Ce décret n’en a pas moins occasionné une vraie déception chez les professionnels et en particulier chez le Docteur Feltz qui balaie d’un revers de la main l’idée que les médecins généralistes ne seraient « pas prêts » à se lancer dans des actions de ce type. Pour ce qui concerne le décret, celui-ci impose des certifications professionnelles et formations complémentaires aux éducateurs qui n’ont pas de diplôme d’Etat – quand bien même ils travailleraient, comme c’est très souvent le cas, avec des malades depuis longtemps – ce qui induit une démotivation des éducateurs sportifs, cheville ouvrière du dispositif tel que proposé par le décret.

« Le système est organisé, financé [en l’occurrence par les partenaires hors Assurance Maladie], lisible et les médecins traitants sont déchargés des évaluations initiales de la condition physique  tout en restant au centre du dispositif » dit-il. C’est un dispositif gagnant-gagnant pour l’ensemble des parties prenantes, des professionnels de santé aux professionnels du sport en passant par les patients.

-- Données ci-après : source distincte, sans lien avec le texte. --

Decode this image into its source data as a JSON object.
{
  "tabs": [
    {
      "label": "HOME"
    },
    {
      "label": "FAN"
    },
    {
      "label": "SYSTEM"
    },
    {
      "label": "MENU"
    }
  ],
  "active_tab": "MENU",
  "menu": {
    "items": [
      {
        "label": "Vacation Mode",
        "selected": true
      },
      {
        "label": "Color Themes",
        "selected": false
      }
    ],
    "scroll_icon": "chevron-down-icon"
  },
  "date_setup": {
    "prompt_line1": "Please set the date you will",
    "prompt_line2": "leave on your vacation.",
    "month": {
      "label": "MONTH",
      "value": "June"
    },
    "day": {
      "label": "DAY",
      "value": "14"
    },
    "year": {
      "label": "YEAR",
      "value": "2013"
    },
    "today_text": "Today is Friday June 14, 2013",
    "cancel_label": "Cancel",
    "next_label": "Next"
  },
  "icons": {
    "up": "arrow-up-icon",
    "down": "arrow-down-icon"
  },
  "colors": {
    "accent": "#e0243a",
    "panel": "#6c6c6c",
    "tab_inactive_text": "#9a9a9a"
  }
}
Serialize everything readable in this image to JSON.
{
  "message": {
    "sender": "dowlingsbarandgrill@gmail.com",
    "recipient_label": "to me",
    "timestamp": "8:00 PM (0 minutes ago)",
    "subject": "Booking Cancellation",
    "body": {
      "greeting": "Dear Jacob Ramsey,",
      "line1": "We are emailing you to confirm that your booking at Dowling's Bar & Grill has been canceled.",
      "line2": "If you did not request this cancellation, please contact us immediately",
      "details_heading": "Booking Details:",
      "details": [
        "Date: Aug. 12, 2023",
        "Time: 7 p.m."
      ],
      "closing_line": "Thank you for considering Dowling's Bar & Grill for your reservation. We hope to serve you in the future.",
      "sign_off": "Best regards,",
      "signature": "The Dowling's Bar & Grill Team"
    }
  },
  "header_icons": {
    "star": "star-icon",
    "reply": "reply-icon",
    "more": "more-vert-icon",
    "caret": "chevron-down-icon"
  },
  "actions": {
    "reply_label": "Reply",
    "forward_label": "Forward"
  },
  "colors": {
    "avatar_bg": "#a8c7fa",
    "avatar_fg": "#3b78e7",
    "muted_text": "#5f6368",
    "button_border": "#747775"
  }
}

Pour eux, les retombées positives sur leur état de santé sont incontestables de même que sur leur état général. Comment expliquer alors que le dispositif ne rencontre pas tout le succès qu’il mérite dans le reste de la France ? Car, quoi qu’on en dise, l’audience demeure faible sur le reste du territoire.

Le fait que les séances ne soient pas prises en charge par la sécurité sociale mais seulement sur certains territoires par le dispositif multi-partenarial en l’occurrence ou ailleurs par l’une ou l’autre mutuelle est un premier frein identifié pour les patients. La nécessité d’une formation (continue) des professionnels de santé dans leur globalité aux enjeux du sport-santé est une première réponse qu’il pourrait être utile de développer. Des formations à l’entretien motivationnel, pourraient aussi être utiles aux professionnels qui peuvent rencontrer des difficultés à recruter les patients eux-mêmes dans le dispositif.

Le Dr Feltz quant à lui souhaite que se déploie enfin la « révolution du sport » : aller au bout des principes dont l’ensemble de la communauté scientifique et des professionnels de santé est convaincue – la pratique d’une activité physique améliore l’état de santé, diminue les risques de récidive de cancer notamment, et la consommation de médicaments.

Il est nécessaire pour cela notamment d’inverser les modalités d’investissement dans le sport. Aujourd’hui, 80% des crédits sont fléchés vers le sport de haut niveau, 15% vers les sports en club et seulement 5% vers le sport santé. Pour cela, il suggère de multiplier les lieux d’évaluation et d’activité physique, notamment les maisons sport santé  permettant d’agir au plus près des patients qui en ont le plus besoin.

La pluriprofessionnalité est une piste à creuser pour que le dispositif ne repose pas sur les seuls médecins prescripteurs mais que l’ensemble des professionnels de santé engagés autour du patient puissent initier puis suivre les progrès et difficultés rencontrés par le patient à toutes les étapes de son cheminement d’activités physiques et sportives.

Demain, beaucoup reste à faire et tout est possible évidemment. Le dispositif relève d’une prévention tertiaire. Des actions en matière de prévention primaire et secondaire doivent être mises en place. La concurrence de la mode de la e-santé et la forte place du numérique sont des outils complémentaires pour gagner la bataille de la lutte contre l’obésité.

Les 3eAssises du Sport Santé sur ordonnance auront lieu à Strasbourg le 14 octobre 2019. Le Dr Feltz et ses équipes auront à cœur de le rappeler avec force et détermination.